There are rather few good looking classic wooden centreboarders in Britain in the size that you are after.

However, there are quite a few in the States, and given your profession, arrangements for shipping one will hold no terrors for you.

Philip Rhodes is the outstanding designer of the type.
.

+ 1

“Undina “ is an example that is based in U.K. and quite well documented
 
Re: going astern, if one goes for GRP or metal, fitting a bow-thruster would be within the DIY skills of the OP. Not so easy if wood, unless cold moulded or strip/sheathed.
 
Thanks again for all of the insight. I must say that I'm thinking I should scrap the bilge keel and wooden hull ideas. They were what the heart wanted but there are loads of great looking classic GRP yachts out there with less to worry about in terms of maintenance.

Might look into a cradle for the home port. Legs are interesting but to leave for work for 10 weeks at a time would be a worry if she were sitting on legs twice a day.
 
Drying out on a hard bottom reverses the stresses in the structure twice a day, even if the water is always perfectly calm.
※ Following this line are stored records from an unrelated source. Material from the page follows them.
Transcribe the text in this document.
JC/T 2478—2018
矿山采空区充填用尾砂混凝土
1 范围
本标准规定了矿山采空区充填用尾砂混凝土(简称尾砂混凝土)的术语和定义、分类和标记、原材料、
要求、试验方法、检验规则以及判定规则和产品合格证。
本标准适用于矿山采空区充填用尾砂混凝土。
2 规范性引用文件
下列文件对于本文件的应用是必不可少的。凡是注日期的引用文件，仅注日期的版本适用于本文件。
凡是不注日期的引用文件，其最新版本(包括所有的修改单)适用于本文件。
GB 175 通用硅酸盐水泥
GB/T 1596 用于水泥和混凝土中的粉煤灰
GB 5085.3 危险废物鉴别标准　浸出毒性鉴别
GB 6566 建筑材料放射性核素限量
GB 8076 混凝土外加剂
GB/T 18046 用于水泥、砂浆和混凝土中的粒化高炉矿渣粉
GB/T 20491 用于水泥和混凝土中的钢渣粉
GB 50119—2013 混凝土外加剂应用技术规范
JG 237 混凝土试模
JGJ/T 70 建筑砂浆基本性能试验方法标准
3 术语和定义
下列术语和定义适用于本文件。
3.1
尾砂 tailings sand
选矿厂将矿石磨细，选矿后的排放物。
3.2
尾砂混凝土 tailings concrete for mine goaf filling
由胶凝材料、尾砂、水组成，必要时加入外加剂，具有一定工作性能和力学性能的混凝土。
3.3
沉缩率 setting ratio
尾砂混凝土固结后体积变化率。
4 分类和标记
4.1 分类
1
I don't know your home port, but, as a working rule if the bottom is sandy, not muddy, it is often because the shelter is less than perfect. Given your work pattern, would it be worth looking at a different home port?
 
Drying out on a hard bottom reverses the stresses in the structure twice a day, even if the water is always perfectly calm.

I don't know your home port, but, as a working rule if the bottom is sandy, not muddy, it is often because the shelter is less than perfect. Given your work pattern, would it be worth looking at a different home port?

You might be right
 
As you have moved away from wood, never a good idea on a drying mooring and even less so with the additional weight of live aboard gear. How about a Southerly and a 110 if you are in a position to do it?
 
Southerlies certainly are costly, though the older ones are becoming reasonable. I've sometimes thought the 115, with its roomy aft-cabin, fully-retracting centreplate and inside wheel, is a pleasing, subtly different approach, benefiting from unconventional design.

Whether the drying mooring is practical or fantasy, depends largely on what boat you pick, and where you keep her...

...although plenty of boats (in fact the majority, being fin-keelers) will decide for you, where they need to be moored.

If you really want a boat that can safely dry out upright (I wouldn't consider one that couldn't), then the choice of boats is limited, but not fantasy. If you let yourself be persuaded that you must have one of the fashionable fin keelers that dominate mass-production lines, you will enjoy capable offshore sailing characteristics, but won't be free to properly explore our shallow coastline...

...nor to creek-crawl and wait for the tide in a remote natural harbour, alive with wildfowl and peaceful desolation. I think it's significant that those who say nobody wants to do that, are generally the ones whose boats cannot take them to such places. Perhaps they really wouldn't like it. They're certainly unlikely to find out.

48632896976_8c35f389fc_b.jpg


It has been claimed that nobody who can afford a new boat wants an inexpensive drying mooring, they'd rather be at a marina. It may be true - it's rather a relief - there are still plenty of drying moorings for those on limited budgets.

48632868226_64e79f49d0.jpg


But it all depends on what you want. Marina-to-marina sailing seems to be the most popular kind today, so most new yachts don't need to anchor or stop overnight in a drying harbour, and the designs owe more to Parisian show-homes than to conventional practicality.

Designers and builders have done very well, appealing to the cheque-writers' wives rather than concentrating on the rewarding fun of sailing, navigating, and making landfall in natural places. So, conventionally admired designs and the versatility of twin, triple, or lifting keels, aren't much in vogue today. It may all be just as well, actually - I'd hate it if the beauty-spots were full of other boats. ;)

48632289058_7499c7f8a0_b.jpg
 
Last edited:
Interesting pricing too...49,950 Euros, but also 49,950 Dutch Krone (about £6,000). :rolleyes:

48635347642_ac8f652b15.jpg


She's certainly got the bottom for drying out.
 
They do look a bit 'bluff'. Certainly not a speed machine. Reminds me of the line in We Didn't Mean To Go To Sea, when the yacht approaches the Dutch coast and big sailing barges are coming out against the wind, sending great up blasts of spray.

I don't suppose they were designed primarily with offshore sea-work, nor going to windward, in mind - more like canal work.
 
I wouldn't do an Atlantic crossing but fine in the North Sea. Its not a fin keel yacht but they go well. Several over here. They race them in Holland, well slightly larger ones like dinghies........ https://www.youtube.com/watch?v=TqneuY-hVMk
Choosing a boat is always about your own priority so some things will have to be a compromise.